Um das Zusammenleben im Haus nicht zusätzlich zu belasten, wurde Vermieter A bislang nur mündlich auf die ausstehenden Punkte oder die formal nicht nachvollziehbaren Abrechnungen angesprochen, jedoch ohne Erfolg. Bei der letzen formlosen Wasserabrechnung jedoch kündigte Mieter B an, diese solange zurückzuhalten, bis hier Abhilfe geschaffen sei. Vermieter A reagierte darauf sehr wütend und meinte, dass Mieter B sich ja eine andere Wohnung suchen könne, wenn ihm dies nicht gefalle. In einem 2 Tage später geführten ruhigeren Gespräch versprach Vermieter A, zumindest die dringendsten Mängel schnellstmöglich zu beseitigen. Dieses Gespräch ist mittlerweile 6 Wochen her, eine Mängelbeseitigung hat trotzdem nicht stattgefunden.
Nun zu den Fragen:
-
Muss ein evtl.

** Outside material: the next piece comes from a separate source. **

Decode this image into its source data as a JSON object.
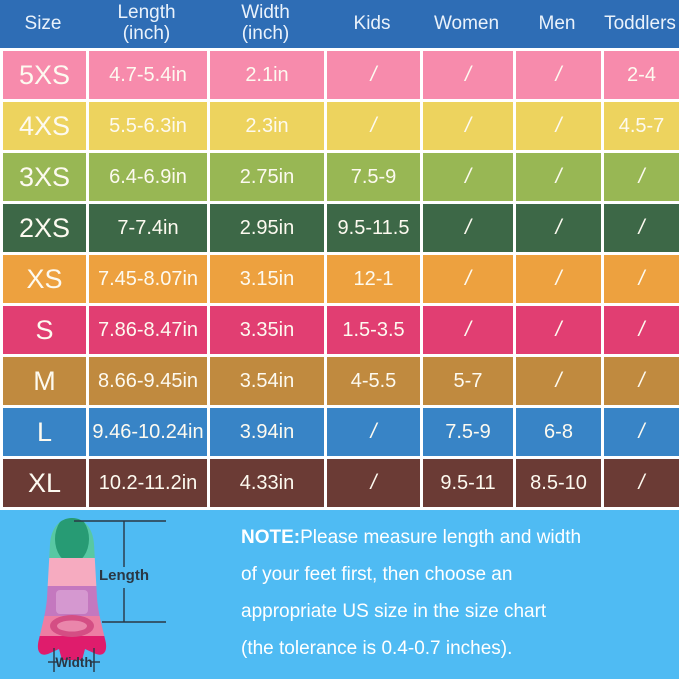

Mieteinbehalt auch schriftlich angekündigt werden, wenn dies bereits mündlich erfolgt ist?
-
Muss vor einem Mieteinbehalt nochmals schriftlich eine Frist zur Beseitigung der Mängel gesetzt werden obwohl dies bereits mehrfach mündlich erfolgt ist?
-
Muss eine evtl. Beseitigung der Mängel und Anrechnung dieser Kosten auf die Miete vorher schriftlich angekündigt werden?
-
Wie gestaltet sich unter diesen Voraussetzungen die Kündigungsfrist?